Rising More Slowly

Latest solo record by the UK guitarist Mike Cooper is Playing With Water (ROOM40 RM4117). We have heard this exceptional fellow before on a couple of records for Linear Obsessional, which were more or less in the area of free improvisation, representing Cooper’s maverick take on the genre resulting in largely uncategorisable and very discursive free playing, where even traces of his folk and blues roots were hard to discern. There was also White Shadows In The South Seas, also released on Room 40, which exhibited Cooper’s long-standing love affair with the Pacific area and Philippine Islands, an instrumental album which it was possible to align with the 1950s exotica of Martin Denny and Les Baxter.
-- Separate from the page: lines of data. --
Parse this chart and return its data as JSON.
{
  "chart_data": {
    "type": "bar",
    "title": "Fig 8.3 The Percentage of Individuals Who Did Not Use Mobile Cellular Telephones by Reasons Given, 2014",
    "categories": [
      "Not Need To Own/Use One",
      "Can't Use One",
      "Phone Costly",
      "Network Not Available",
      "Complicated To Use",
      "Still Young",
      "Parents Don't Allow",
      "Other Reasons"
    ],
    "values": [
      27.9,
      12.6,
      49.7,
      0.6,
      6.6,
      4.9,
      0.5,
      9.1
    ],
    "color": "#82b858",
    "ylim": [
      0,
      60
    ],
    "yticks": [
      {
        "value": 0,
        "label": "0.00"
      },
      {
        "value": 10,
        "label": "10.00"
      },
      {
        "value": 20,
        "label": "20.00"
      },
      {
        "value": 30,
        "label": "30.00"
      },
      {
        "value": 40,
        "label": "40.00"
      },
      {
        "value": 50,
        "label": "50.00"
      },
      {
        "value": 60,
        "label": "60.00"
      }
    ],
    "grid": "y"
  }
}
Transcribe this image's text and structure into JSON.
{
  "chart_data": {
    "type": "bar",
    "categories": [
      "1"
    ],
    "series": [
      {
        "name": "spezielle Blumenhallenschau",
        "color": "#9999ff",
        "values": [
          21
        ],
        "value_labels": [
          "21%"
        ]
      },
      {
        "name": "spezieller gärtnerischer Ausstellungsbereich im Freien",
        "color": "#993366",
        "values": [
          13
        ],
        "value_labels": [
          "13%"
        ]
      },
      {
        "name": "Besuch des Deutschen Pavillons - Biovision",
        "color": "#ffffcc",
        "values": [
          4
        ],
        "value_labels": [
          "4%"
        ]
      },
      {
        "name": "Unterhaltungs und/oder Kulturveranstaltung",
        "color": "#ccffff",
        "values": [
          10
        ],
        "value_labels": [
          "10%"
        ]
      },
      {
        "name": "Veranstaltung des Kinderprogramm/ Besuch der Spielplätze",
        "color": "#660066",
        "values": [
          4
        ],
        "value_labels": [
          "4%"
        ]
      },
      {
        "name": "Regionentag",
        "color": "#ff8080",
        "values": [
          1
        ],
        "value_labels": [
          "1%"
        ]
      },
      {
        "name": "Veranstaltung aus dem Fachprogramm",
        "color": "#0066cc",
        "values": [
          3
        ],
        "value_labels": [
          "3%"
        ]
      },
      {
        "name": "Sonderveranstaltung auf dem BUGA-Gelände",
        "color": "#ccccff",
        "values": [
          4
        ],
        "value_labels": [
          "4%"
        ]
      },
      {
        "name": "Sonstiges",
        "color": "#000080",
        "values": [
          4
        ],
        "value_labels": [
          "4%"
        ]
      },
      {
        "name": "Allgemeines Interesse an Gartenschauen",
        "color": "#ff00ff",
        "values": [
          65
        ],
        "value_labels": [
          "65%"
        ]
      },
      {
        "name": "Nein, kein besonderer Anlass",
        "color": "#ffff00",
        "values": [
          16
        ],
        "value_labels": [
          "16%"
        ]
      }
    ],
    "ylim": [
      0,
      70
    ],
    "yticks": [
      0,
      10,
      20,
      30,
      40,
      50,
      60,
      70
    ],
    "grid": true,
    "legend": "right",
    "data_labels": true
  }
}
Today’s record might appear to be in the same vein at first gazoon, but in fact there’s a more troubling theme underpinning it – the threat of global warming. It’s a topic that’s been preying on Mike Cooper’s mind for over 20 years now, and if you want to trace its lineage, you could do worse than start with the 1999 album Kiribati which he self-released on his Hipshot CDR label. It was explicitly dedicated to the people of that nation in the Pacific Island, as he shared their concern with rising sea levels which affected their low-lying homesteads. Since then Cooper has not only travelled extensively around the Pacific, South-East Asia and the Caribbean, he’s released six other records lamenting this ecological disaster-in-waiting, and Playing With Water makes the seventh; his sleeve notes refer to numerous other parts of the world facing flooding and storms, brought about by melting icecaps and changes in the weather, and there are pessimistic track titles such as ‘The Drowned World’ and ‘Wetropolis’ to drive home the message. That last one refers to a vision of the future where we’re all living on islands, in a kind of Kevin Costner Waterworld fantasy come true.

We also ought to add that Cooper was directly inspired by the works of the Australian travel writer James Hamilton-Paterson, who wrote a book of this title in 1987. Thus, while it’s possible to enjoy this record as a set of subdued and limpid instrumentals, there’s no escaping the ecological message which informs its somewhat melancholy and rue tone. Cooper’s guitar style is influenced by Hawaiian guitar styles and lap steel playing, but he takes it in such an unexpected direction that these influences are just the starting point. There may also be occasional keyboards added to enhance the delicate mood; there are certainly field recordings, drawn from a number of geographic locales, which Cooper points out are “all places that can look forward to or are already witnessing the Postdiluvian Future”. The field recordings work especially well on ‘Bankocalypse’, producing a sonically rather dense collage that’s more than just music, more than just an audio snapshot, and it evokes a very unhappy picture of the future we are creating for ourselves.

I admire the way Cooper makes his points with any sermonising or political bias, nor is there any need to adopt a shrill tone or froth with hysterical urgency. This is a vinyl release; there was an edition pressed in clear vinyl with a blue aqua swirl. Very good. From 19th October 2020.